Schafe statt Glyphosat: Studie kritisiert Zustand des Schlossbergs / FWTM zeigt sich kooperativ STADTGEPLAUDER | 15.12.2017 | Isabel Barquero

Zwei Türme, Panoramablick auf die Stadt und viel Wald. Der Schlossberg ist Freiburgs Visitenkarte und ein beliebtes Ausflugsziel. Doch eine Studie der Uni Freiburg schlägt Alarm, viele Schlossbergbewohner seien in schlechtem Zustand: Der Wald ist zu weit vorgerückt, dadurch seien viele geschützte Tierarten gefährdet und auch das Offenland werde nicht optimal gepflegt. Doch die Autoren sehen eine Lösung: Rinder und Schafe. Freiburgs Tourismus-Chefin gibt sich gesprächsbereit.

Die Aussicht vom Schlossberg begeistert: im Vordergrund das Schwabentor, rechts das Münster, links das Martinstor und die Universität. Doch auf dem geschichtsträchtigen Berg ist nicht alles Gold, was glänzt. Eine Studie der Fakultät für Umwelt und Natürliche Ressourcen zeigt jetzt, dass der Naturschutz dort noch viel Luft nach oben hat.
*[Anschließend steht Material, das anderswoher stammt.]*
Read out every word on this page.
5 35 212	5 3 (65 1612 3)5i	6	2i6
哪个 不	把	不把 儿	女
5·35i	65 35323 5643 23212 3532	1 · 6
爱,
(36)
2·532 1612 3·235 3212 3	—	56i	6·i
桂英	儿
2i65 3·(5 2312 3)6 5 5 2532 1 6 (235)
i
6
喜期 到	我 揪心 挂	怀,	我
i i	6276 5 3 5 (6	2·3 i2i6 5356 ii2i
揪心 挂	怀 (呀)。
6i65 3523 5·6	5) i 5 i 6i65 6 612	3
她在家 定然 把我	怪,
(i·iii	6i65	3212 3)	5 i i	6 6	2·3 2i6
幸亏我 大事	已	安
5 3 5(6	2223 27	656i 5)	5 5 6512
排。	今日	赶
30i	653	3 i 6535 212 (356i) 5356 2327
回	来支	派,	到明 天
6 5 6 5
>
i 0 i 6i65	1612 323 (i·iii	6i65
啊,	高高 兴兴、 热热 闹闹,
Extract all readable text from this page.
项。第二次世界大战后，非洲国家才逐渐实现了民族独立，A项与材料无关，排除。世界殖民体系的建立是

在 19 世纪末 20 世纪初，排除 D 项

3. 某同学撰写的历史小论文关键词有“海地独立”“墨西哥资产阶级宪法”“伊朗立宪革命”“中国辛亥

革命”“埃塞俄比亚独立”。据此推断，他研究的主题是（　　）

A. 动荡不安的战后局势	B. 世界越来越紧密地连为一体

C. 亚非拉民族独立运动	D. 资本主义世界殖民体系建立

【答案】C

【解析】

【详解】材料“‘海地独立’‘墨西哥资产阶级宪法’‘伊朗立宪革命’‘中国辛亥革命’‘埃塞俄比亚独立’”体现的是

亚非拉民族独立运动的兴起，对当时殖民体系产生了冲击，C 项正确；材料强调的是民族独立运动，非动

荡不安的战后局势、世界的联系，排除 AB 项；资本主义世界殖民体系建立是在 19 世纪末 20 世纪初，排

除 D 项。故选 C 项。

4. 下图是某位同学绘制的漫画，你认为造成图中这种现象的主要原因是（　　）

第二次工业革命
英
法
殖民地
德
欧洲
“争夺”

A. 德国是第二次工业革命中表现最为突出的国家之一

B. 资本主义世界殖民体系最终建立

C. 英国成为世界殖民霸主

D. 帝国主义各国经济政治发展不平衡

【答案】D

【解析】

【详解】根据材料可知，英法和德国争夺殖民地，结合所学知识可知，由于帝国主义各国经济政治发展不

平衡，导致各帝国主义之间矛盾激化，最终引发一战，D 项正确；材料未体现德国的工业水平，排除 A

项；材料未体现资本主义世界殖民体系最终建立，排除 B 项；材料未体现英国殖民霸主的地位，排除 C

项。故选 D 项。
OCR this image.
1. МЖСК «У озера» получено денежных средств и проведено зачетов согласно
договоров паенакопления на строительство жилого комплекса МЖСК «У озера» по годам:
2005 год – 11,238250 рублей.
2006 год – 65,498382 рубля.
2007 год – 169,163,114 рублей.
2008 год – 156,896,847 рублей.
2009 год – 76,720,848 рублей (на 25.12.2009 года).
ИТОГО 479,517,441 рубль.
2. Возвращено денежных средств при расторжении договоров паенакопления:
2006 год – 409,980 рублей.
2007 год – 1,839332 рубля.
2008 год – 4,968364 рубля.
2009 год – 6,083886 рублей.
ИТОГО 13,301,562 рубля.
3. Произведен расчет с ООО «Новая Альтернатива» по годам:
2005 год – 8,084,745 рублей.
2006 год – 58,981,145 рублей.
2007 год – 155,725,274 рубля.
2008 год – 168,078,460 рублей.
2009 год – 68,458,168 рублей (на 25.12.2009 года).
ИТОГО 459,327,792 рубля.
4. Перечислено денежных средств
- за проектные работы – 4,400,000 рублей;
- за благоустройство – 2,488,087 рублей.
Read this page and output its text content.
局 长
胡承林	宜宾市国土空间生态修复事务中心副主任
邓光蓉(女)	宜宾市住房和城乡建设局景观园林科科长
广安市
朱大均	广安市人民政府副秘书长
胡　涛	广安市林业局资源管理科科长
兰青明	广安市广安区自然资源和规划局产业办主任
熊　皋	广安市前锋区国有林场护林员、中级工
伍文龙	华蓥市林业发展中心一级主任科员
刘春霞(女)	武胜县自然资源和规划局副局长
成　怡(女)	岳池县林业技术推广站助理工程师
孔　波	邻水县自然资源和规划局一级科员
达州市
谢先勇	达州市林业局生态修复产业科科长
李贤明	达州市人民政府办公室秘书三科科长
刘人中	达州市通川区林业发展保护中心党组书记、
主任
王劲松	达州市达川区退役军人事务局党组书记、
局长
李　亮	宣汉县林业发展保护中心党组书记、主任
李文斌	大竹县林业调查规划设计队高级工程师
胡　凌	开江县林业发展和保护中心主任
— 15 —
Dabei ist gerade am Schlossberg auf Wiesen und Weiden viel Potenzial vorhanden, so die Autoren.

Seit Anfang des 20. Jahrhunderts hat sich die Vegetation auf dem Schlossberg drastisch verändert. „Das ist auf eine intensivere landwirtschaftliche Nutzung durch den Menschen zurückzuführen“, erklärt Nicolas Schoof, Erst-Autor der Studie und Ökologe. Bis 1750 sei der Schlossberg fast komplett waldfrei und beweidet gewesen. Bis Ende des 19. Jahrhunderts waren dort viele Orchideen und die Gottesanbeterin, eine Heuschreckenart, beheimatet. Mittlerweile gibt es diese am Schlossberg nicht mehr.

Der Freiburger Hausberg steht seit 1954 unter dem Schutz eines Landschaftsschutzgebiets. Doch die Pflege ist „ein wenig stiefmütterlich behandelt worden. Man muss mehr tun, um artenreiches Offenland zu erhalten“, fordert Schoof.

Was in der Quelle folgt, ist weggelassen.